Vários guias náuticos oferecem rotas seguras e extremamente detalhadas sobre os lugares a serem visitados. Alguns precisam de edições atualizadas sobre os lugares – como falei no texto anterior -, mas em todos, as rotas e waypoints podem ser seguidos sem nenhuma preocupação, desde que o navegante tenha um pouquinho de intimidade com os instrumentos de bordo.

Mas vou deixar de lero lero e vou seguir rumo até o distrito de Galeão, uma joia de lugar situado às margens do Canal de Taperoá, e que comecei a falar no texto anterior e parei por falta de espaço.

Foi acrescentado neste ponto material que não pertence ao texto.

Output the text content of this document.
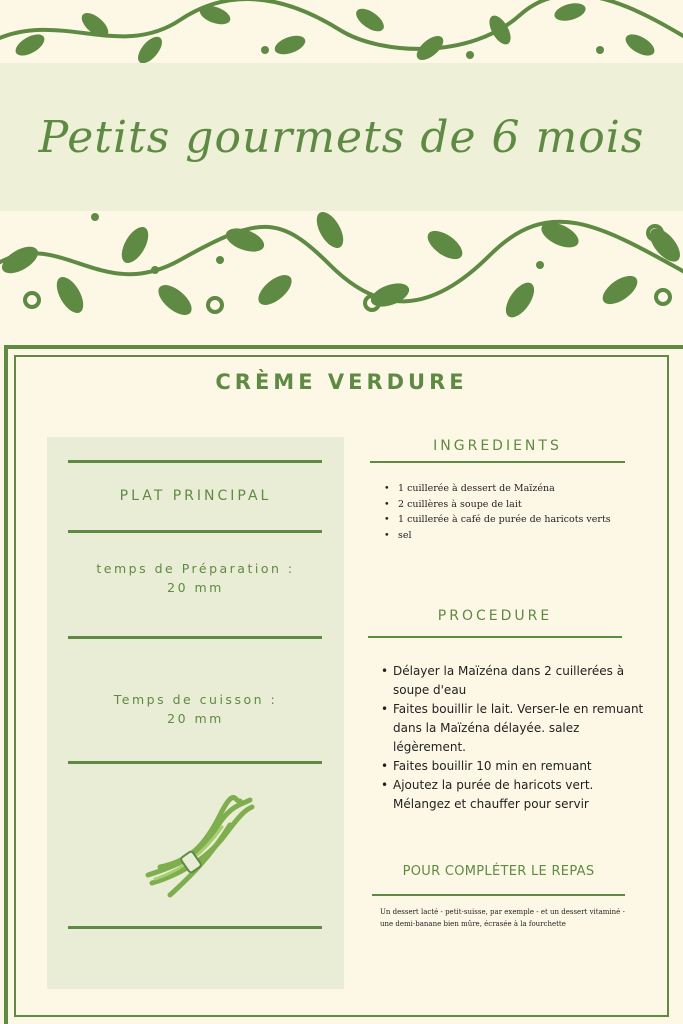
Petits gourmets de 6 mois
CRÈME VERDURE
PLAT PRINCIPAL
temps de Préparation :
20 mm
Temps de cuisson :
20 mm
INGREDIENTS
• 1 cuillerée à dessert de Maïzéna
• 2 cuillères à soupe de lait
• 1 cuillerée à café de purée de haricots verts
• sel
PROCEDURE
• Délayer la Maïzéna dans 2 cuillerées à soupe d'eau
• Faites bouillir le lait. Verser-le en remuant dans la Maïzéna délayée. salez légèrement.
• Faites bouillir 10 min en remuant
• Ajoutez la purée de haricots vert. Mélangez et chauffer pour servir
POUR COMPLÉTER LE REPAS
Un dessert lacté - petit-suisse, par exemple - et un dessert vitaminé - une demi-banane bien mûre, écrasée à la fourchette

Antes de jogar ferro em frente a Galeão, ancoramos na Ponta do Curral, outro lugarzinho paradisíaco e distante cinco milhas náuticas do nosso destino. O fundeio em Curral é recomendado e o lugar é um colírio para os olhos de um velejador de cruzeiro, porém, entre a ancoragem e a praia existe um corredor onde trafegam as lanchas e barcos que fazem a linha Valença/Morro de São Paulo. Ancoramos por lá durante o dia e nos deliciamos com um almoço saído dos arquivos gastronômicos de Lucia.

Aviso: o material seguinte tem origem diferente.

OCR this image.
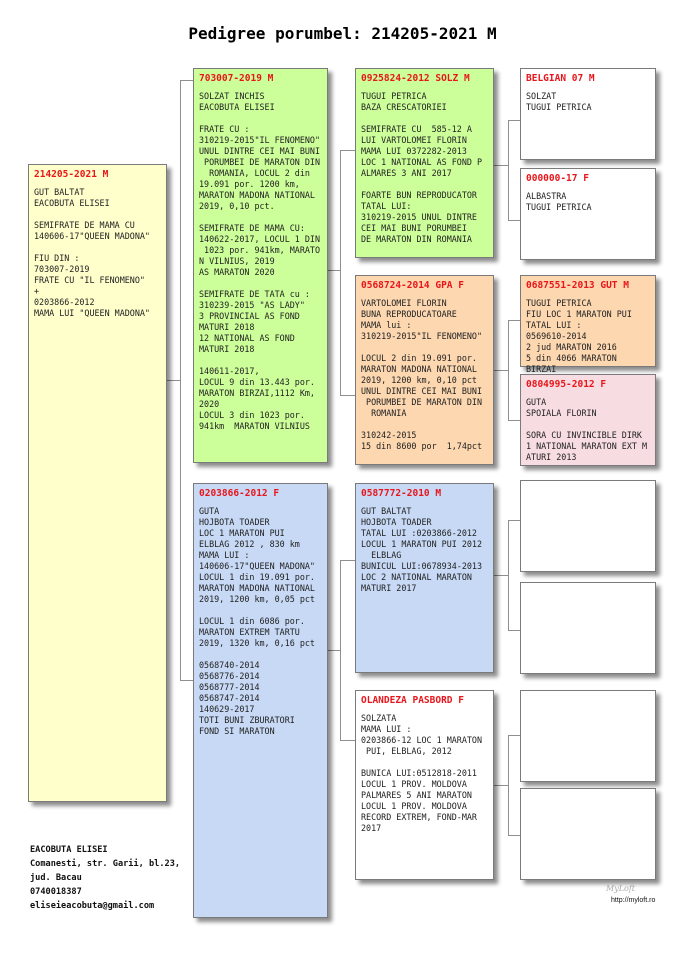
Pedigree porumbel: 214205-2021 M
214205-2021 M
GUT BALTAT
EACOBUTA ELISEI

SEMIFRATE DE MAMA CU
140606-17"QUEEN MADONA"

FIU DIN :
703007-2019
FRATE CU "IL FENOMENO"
+
0203866-2012
MAMA LUI "QUEEN MADONA"
703007-2019 M
SOLZAT INCHIS
EACOBUTA ELISEI

FRATE CU :
310219-2015"IL FENOMENO"
UNUL DINTRE CEI MAI BUNI
PORUMBEI DE MARATON DIN
ROMANIA, LOCUL 2 din
19.091 por. 1200 km,
MARATON MADONA NATIONAL
2019, 0,10 pct.

SEMIFRATE DE MAMA CU:
140622-2017, LOCUL 1 DIN
1023 por. 941km, MARATO
N VILNIUS, 2019
AS MARATON 2020

SEMIFRATE DE TATA cu :
310239-2015 "AS LADY"
3 PROVINCIAL AS FOND
MATURI 2018
12 NATIONAL AS FOND
MATURI 2018

140611-2017,
LOCUL 9 din 13.443 por.
MARATON BIRZAI,1112 Km,
2020
LOCUL 3 din 1023 por.
941km  MARATON VILNIUS
0203866-2012 F
GUTA
HOJBOTA TOADER
LOC 1 MARATON PUI
ELBLAG 2012 , 830 km
MAMA LUI :
140606-17"QUEEN MADONA"
LOCUL 1 din 19.091 por.
MARATON MADONA NATIONAL
2019, 1200 km, 0,05 pct

LOCUL 1 din 6086 por.
MARATON EXTREM TARTU
2019, 1320 km, 0,16 pct

0568740-2014
0568776-2014
0568777-2014
0568747-2014
140629-2017
TOTI BUNI ZBURATORI
FOND SI MARATON
0925824-2012 SOLZ M
TUGUI PETRICA
BAZA CRESCATORIEI

SEMIFRATE CU  585-12 A
LUI VARTOLOMEI FLORIN
MAMA LUI 0372282-2013
LOC 1 NATIONAL AS FOND P
ALMARES 3 ANI 2017

FOARTE BUN REPRODUCATOR
TATAL LUI:
310219-2015 UNUL DINTRE
CEI MAI BUNI PORUMBEI
DE MARATON DIN ROMANIA
0568724-2014 GPA F
VARTOLOMEI FLORIN
BUNA REPRODUCATOARE
MAMA lui :
310219-2015"IL FENOMENO"

LOCUL 2 din 19.091 por.
MARATON MADONA NATIONAL
2019, 1200 km, 0,10 pct
UNUL DINTRE CEI MAI BUNI
PORUMBEI DE MARATON DIN
ROMANIA

310242-2015
15 din 8600 por  1,74pct
0587772-2010 M
GUT BALTAT
HOJBOTA TOADER
TATAL LUI :0203866-2012
LOCUL 1 MARATON PUI 2012
ELBLAG
BUNICUL LUI:0678934-2013
LOC 2 NATIONAL MARATON
MATURI 2017
OLANDEZA PASBORD F
SOLZATA
MAMA LUI :
0203866-12 LOC 1 MARATON
PUI, ELBLAG, 2012

BUNICA LUI:0512818-2011
LOCUL 1 PROV. MOLDOVA
PALMARES 5 ANI MARATON
LOCUL 1 PROV. MOLDOVA
RECORD EXTREM, FOND-MAR
2017
BELGIAN 07 M
SOLZAT
TUGUI PETRICA
000000-17 F
ALBASTRA
TUGUI PETRICA
0687551-2013 GUT M
TUGUI PETRICA
FIU LOC 1 MARATON PUI
TATAL LUI :
0569610-2014
2 jud MARATON 2016
5 din 4066 MARATON BIRZAI
0804995-2012 F
GUTA
SPOIALA FLORIN

SORA CU INVINCIBLE DIRK
1 NATIONAL MARATON EXT M
ATURI 2013
EACOBUTA ELISEI
Comanesti, str. Garii, bl.23,
jud. Bacau
0740018387
eliseieacobuta@gmail.com
MyLoft
http://myloft.ro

A Ponta do Curral tem história sim senhor: Dizem os livros que foi ali que desembarcaram as primeiras cabeças de gado que chegaram ao Brasil e por isso recebeu esse nome. Contam que o local é uma fazenda particular com 530 hectares, mas disso eu não dou conta. Sei que a faixa de areia é um convite a uma boa caminhada e a praia é simplesmente linda e ainda livre de barraquinhas e das novas “músicas” – se é que podemos chamar de música – que toca em toda beira de praia Brasil afora.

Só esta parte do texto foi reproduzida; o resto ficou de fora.